My solution to the problem was to find a title company that will actually follow the trust as written, rather than violating the trust and insisting on payment in a manner contrary to the trust instructions.  I found that title company by accident when I sold a property and they wouldn't make payment to me (personally), as instructed.  I had to wait for 4 days after closing to get them to change the payee on the check so I could deposit my own funds.  Since I always use the same title officer, he calls the same underwriter and/or corporate attorney for approval "just like last time" and it flies through with no further problem.  Luckily the approval was even entered into some electronic record which proved handy.  A recent sale went through without a problem even when that particular underwriter and/or corporate attorney was on vacation.  All the closer had to do was refer the supervisor, or VP to the correct place and there was never an issue.

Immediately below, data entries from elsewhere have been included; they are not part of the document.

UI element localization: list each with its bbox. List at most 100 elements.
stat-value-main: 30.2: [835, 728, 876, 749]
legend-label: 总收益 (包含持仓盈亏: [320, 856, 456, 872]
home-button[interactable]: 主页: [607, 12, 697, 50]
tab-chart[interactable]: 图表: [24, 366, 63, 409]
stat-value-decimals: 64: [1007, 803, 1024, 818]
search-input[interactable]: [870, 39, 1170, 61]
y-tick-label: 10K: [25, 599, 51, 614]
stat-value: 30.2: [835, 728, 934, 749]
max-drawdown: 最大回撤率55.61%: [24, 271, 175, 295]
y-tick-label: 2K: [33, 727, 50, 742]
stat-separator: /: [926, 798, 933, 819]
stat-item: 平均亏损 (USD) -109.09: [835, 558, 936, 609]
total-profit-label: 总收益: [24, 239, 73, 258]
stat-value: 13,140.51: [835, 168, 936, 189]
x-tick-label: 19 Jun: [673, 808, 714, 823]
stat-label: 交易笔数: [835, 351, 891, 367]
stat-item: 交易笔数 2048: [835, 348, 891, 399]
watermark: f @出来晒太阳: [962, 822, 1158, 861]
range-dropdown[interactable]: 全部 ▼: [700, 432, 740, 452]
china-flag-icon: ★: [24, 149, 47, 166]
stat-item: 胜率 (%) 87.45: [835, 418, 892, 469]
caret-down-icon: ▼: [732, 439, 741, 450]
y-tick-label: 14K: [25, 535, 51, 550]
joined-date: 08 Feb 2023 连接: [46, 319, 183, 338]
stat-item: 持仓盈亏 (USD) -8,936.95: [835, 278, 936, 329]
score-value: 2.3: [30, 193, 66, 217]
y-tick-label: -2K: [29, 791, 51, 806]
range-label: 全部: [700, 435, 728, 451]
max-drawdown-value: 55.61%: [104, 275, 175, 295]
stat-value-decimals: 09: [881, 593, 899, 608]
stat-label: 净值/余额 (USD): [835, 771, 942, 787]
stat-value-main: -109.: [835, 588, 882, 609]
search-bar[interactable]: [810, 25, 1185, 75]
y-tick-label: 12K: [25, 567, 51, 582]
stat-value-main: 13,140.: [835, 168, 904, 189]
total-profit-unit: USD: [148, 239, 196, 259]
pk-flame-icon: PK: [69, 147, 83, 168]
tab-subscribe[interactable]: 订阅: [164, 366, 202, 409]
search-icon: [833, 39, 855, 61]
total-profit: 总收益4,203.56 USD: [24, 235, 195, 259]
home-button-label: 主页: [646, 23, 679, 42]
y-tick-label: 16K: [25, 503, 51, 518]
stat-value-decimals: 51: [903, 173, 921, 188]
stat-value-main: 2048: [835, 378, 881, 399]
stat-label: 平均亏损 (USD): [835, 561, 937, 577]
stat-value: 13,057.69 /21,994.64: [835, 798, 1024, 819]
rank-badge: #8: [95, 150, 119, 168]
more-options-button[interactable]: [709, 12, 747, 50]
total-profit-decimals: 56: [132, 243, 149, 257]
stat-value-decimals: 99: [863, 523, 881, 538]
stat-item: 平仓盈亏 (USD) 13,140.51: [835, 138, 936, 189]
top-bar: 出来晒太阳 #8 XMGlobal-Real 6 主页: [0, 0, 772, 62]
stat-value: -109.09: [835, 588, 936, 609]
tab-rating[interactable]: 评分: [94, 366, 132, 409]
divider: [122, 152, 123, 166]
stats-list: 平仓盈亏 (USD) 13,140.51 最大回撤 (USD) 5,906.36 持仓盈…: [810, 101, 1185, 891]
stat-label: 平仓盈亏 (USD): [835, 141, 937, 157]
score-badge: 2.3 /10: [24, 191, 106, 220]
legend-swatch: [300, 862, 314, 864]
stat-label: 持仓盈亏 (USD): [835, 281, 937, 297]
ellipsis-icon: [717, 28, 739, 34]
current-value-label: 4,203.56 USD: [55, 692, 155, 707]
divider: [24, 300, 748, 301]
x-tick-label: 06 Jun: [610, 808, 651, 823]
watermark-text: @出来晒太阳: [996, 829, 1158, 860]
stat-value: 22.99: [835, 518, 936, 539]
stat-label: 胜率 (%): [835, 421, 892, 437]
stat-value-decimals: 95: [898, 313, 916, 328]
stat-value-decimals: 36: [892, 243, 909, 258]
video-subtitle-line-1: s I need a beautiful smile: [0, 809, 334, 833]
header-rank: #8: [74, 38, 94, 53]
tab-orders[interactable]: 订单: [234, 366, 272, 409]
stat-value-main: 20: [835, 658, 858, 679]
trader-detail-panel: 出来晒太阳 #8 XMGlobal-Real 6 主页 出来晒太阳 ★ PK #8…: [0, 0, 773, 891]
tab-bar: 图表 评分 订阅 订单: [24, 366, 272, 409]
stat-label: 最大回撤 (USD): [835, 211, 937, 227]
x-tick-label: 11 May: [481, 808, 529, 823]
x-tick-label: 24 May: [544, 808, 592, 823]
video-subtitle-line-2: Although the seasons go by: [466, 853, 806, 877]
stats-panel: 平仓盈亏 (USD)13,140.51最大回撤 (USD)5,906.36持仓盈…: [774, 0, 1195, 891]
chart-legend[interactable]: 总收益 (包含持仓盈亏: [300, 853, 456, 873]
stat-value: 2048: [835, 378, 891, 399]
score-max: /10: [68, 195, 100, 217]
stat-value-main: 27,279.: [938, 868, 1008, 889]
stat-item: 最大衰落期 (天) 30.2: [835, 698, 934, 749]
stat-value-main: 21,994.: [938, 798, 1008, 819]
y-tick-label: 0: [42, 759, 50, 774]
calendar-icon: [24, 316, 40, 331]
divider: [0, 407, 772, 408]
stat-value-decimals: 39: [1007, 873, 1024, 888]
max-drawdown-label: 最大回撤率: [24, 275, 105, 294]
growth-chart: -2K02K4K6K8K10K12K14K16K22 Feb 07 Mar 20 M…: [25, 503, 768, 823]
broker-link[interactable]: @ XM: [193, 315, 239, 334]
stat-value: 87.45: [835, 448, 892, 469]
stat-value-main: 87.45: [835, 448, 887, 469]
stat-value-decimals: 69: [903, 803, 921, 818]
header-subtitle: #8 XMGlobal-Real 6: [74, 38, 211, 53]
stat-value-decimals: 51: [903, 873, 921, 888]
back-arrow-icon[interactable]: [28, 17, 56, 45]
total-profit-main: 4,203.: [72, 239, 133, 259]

As you can imagine I was more than a little ticked off so I altered the trust to address that problem for all future uses, since on the first occasion in 2015 I hadn't expected this problem.  My alterations were to give specific instructions as to how the payment was to be titled AND I added an amendment provision in the trust so I could do ANYTHING necessary to make the title company happy so I could get paid as needed if there was something else that could be done to make the underwriter happy.

To me the best answer to the question of why it is a problem is simply because most attorney's do not understand it.  What they don't understand they fear.  What they fear, they won't allow as they perceive it as a risk.  Title insurance is the business of avoiding risk, so they simply don't allow payment as instructed as they perceive it as a risk.

I strongly believe this title company is 100% in the wrong but my alternatives are to fight them legally or to find a title company that will do business with me in the way I need it to be done.  It is much easier to find the reasonable title company. 

Surprisingly this issue first came up about 11 (eleven) years AFTER I first began to use land trusts.  I had done many deals through multiple title companies and that issue had NEVER ever come up until last year.  You may have no issue at all, but it is best to ask questions in advance to avoid the problem.